DoubleLine Capital CEO Jeffrey Gundlach shares Fed Chairwoman Janet Yellen’s concerns on housing and is betting appropriately.
“Readings on housing activity, a sector that has been recovering since 2011, have remained disappointing so far this year and will bear watching,” Yellen said in testimony on Wednesday.
Gundlach, who spoke at the Irah Sohn Investment Conference in New York earlier this week and with CNBC/Yahoo Finance late Tuesday, doesn’t understand the bullish views of some investors.
“I’m really surprised at how people are so copacetic about the homebuilders and the housing market,” he said. “You look at the data, and it’s gotten really soft… You look at mortgage applications, housing starts, [and] you look at new home sales in particular. They’re no better than they were at the so-called trough of the recession.”
What Your Peers Are Reading
The bond guru believes the U.S. is will never again see a year with 1.5 million housing starts, Yahoo Finance reported. In March, private housing starts were at a seasonally adjusted annual rate of 946,000; a decade ago they were at 2 million.
Gundlach points to demographic shifts as the main factor behind this weakness.

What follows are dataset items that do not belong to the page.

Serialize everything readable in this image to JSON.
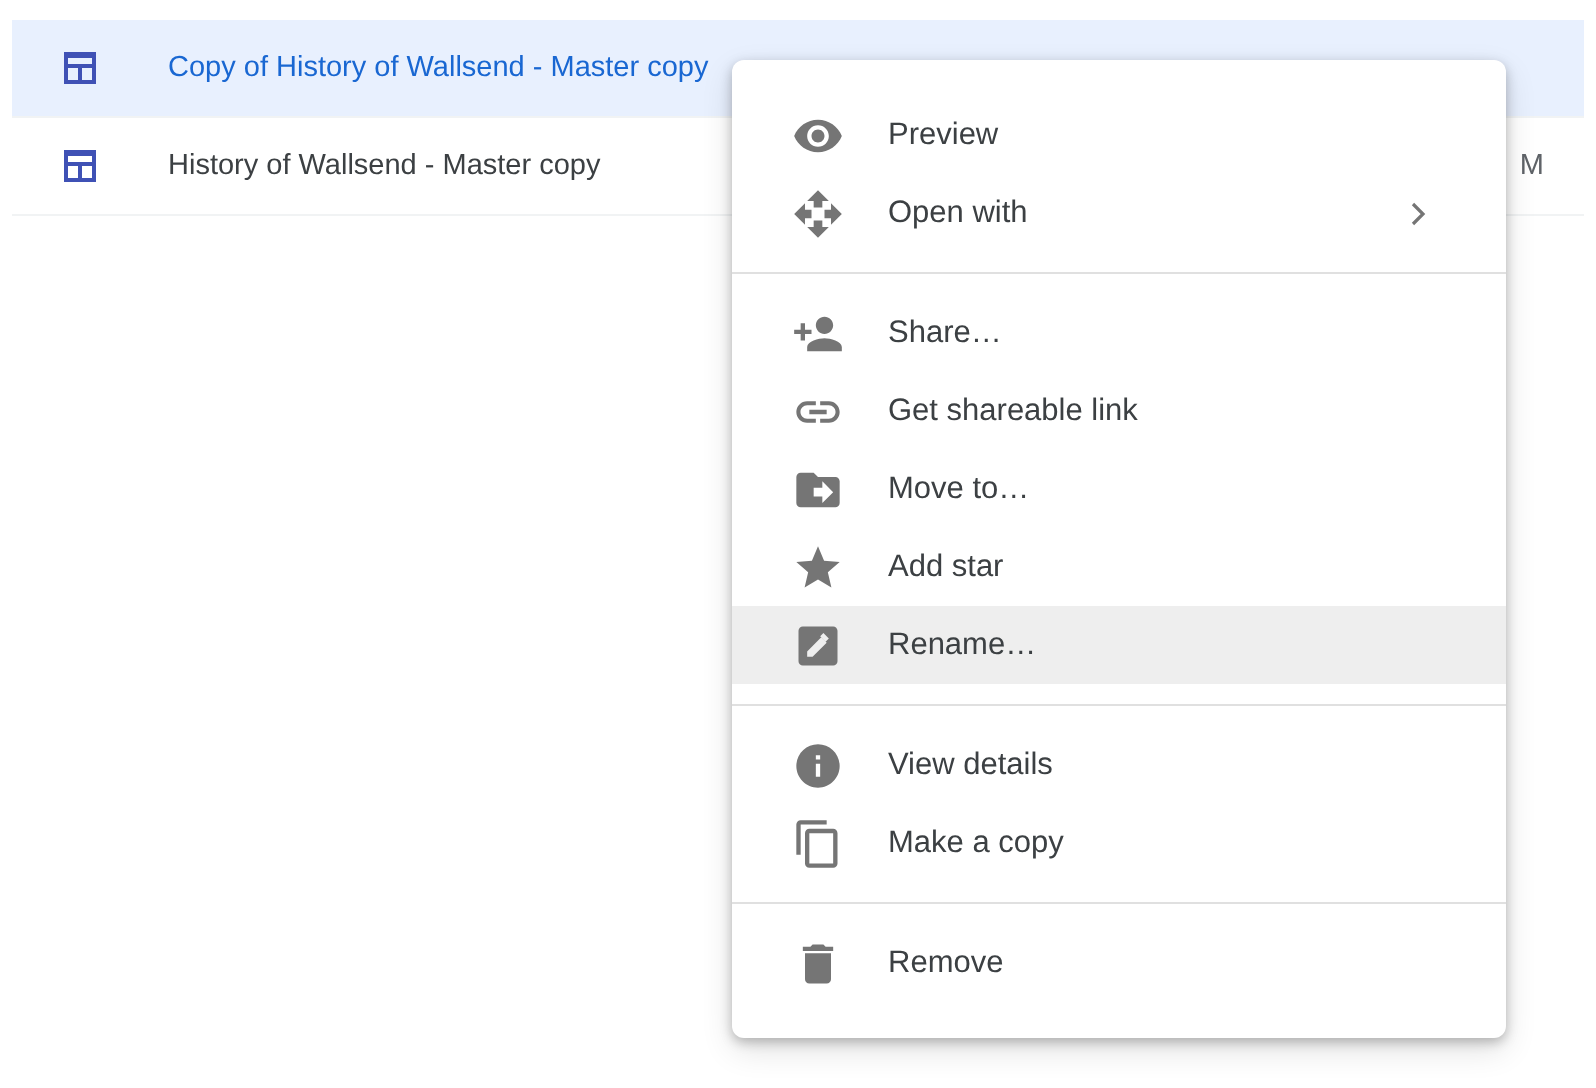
{
  "files": [
    {
      "name": "Copy of History of Wallsend - Master copy",
      "selected": true
    },
    {
      "name": "History of Wallsend - Master copy",
      "selected": false,
      "column_3": "M"
    }
  ],
  "context_menu": {
    "sections": [
      [
        {
          "label": "Preview",
          "submenu": false,
          "selected": false
        },
        {
          "label": "Open with",
          "submenu": true,
          "selected": false
        }
      ],
      [
        {
          "label": "Share…",
          "submenu": false,
          "selected": false
        },
        {
          "label": "Get shareable link",
          "submenu": false,
          "selected": false
        },
        {
          "label": "Move to…",
          "submenu": false,
          "selected": false
        },
        {
          "label": "Add star",
          "submenu": false,
          "selected": false
        },
        {
          "label": "Rename…",
          "submenu": false,
          "selected": true
        }
      ],
      [
        {
          "label": "View details",
          "submenu": false,
          "selected": false
        },
        {
          "label": "Make a copy",
          "submenu": false,
          "selected": false
        }
      ],
      [
        {
          "label": "Remove",
          "submenu": false,
          "selected": false
        }
      ]
    ]
  }
}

“Single-family housing is overrated,” Gundlach told Bloomberg earlier this week. “Renting is more appealing across all age groups, all parts of the U.S., city, suburb, small town and rural. This is a generational preference; all young people are scarred by the housing crash,” and they don’t think current interest rates are low.
At the Ira Sohn event, he pointed to high student debt and painful memories of the housing crisis as reasons for pessimism among potential new homebuyers. “The kids aren’t all right,” Gundlach told the audience.
Housing, Real Estate Plays
Gundlach says he’s shorting the SPDR S&P Homebuilders ETF (XHB). That ETF is down more than 7% so far in 2014. XHB includes holdings in wood-products maker Trex, as well as companies that produce appliances, furnishings and building products.
The iShares SPDR S&P Homebuilders ETF (ITB) is down about 6%.